Il generale li interrogò, prese il nome e cognome di ciascuno e tre ore dopo, quando ancora eravamo a mensa, un porta ordini del Comando di Brigata recò un biglietto scritto a matita con l’ordine perentorio al Comandante della Terza Compagnia di fare immediatamente fucilare da una squadra dello stesso reparto i tre soldati, di null’altro colpevoli, che di avere innocentemente asportato da una casa abbandonata una camicia e un paio di mutande!

A nulla valse che il capitano Brenci e il Colonnello stesso scongiurassero il Comando di Brigata di ridurre la punizione; la belva umana, anzi le belve umane, perché ad influenzare l’animo del generale non fu estraneo, si disse, il capitano Oliva - Aiutante di Brigata - furono irremovibili.
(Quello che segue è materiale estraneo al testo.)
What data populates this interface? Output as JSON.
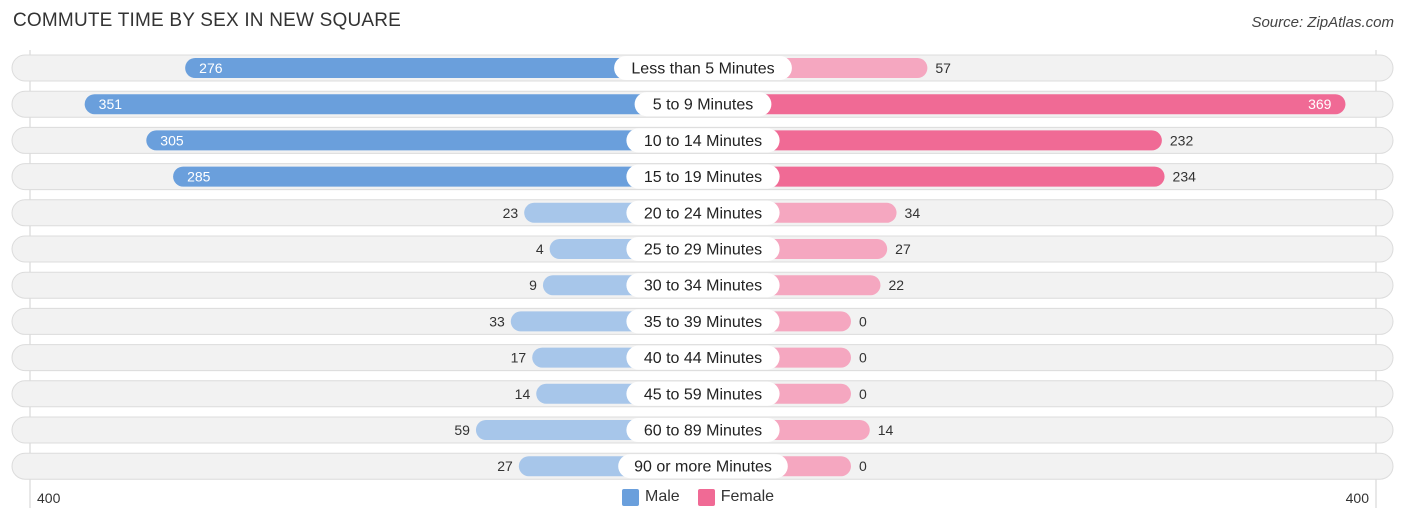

Il ten. medico Aschettino, che fu obbligato di assistere l’esecuzione, raccontò che i soldati della squadra che doveva far fuoco, piangevano e così pure gli ufficiali della Compagnia a cui fu imposto di essere presenti alla tragica scena. Invece non un lamento da parte dei giustiziati; prima di allinearsi, si baciarono e si rammaricarono soltanto, ad alta voce, di essere vittime di piombo italiano, anziché di quello nemico; poi pregarono i compagni di mirar giusto affinché non li facessero agonizzare. Vollero anche non essere bendati ed essere colpiti al petto».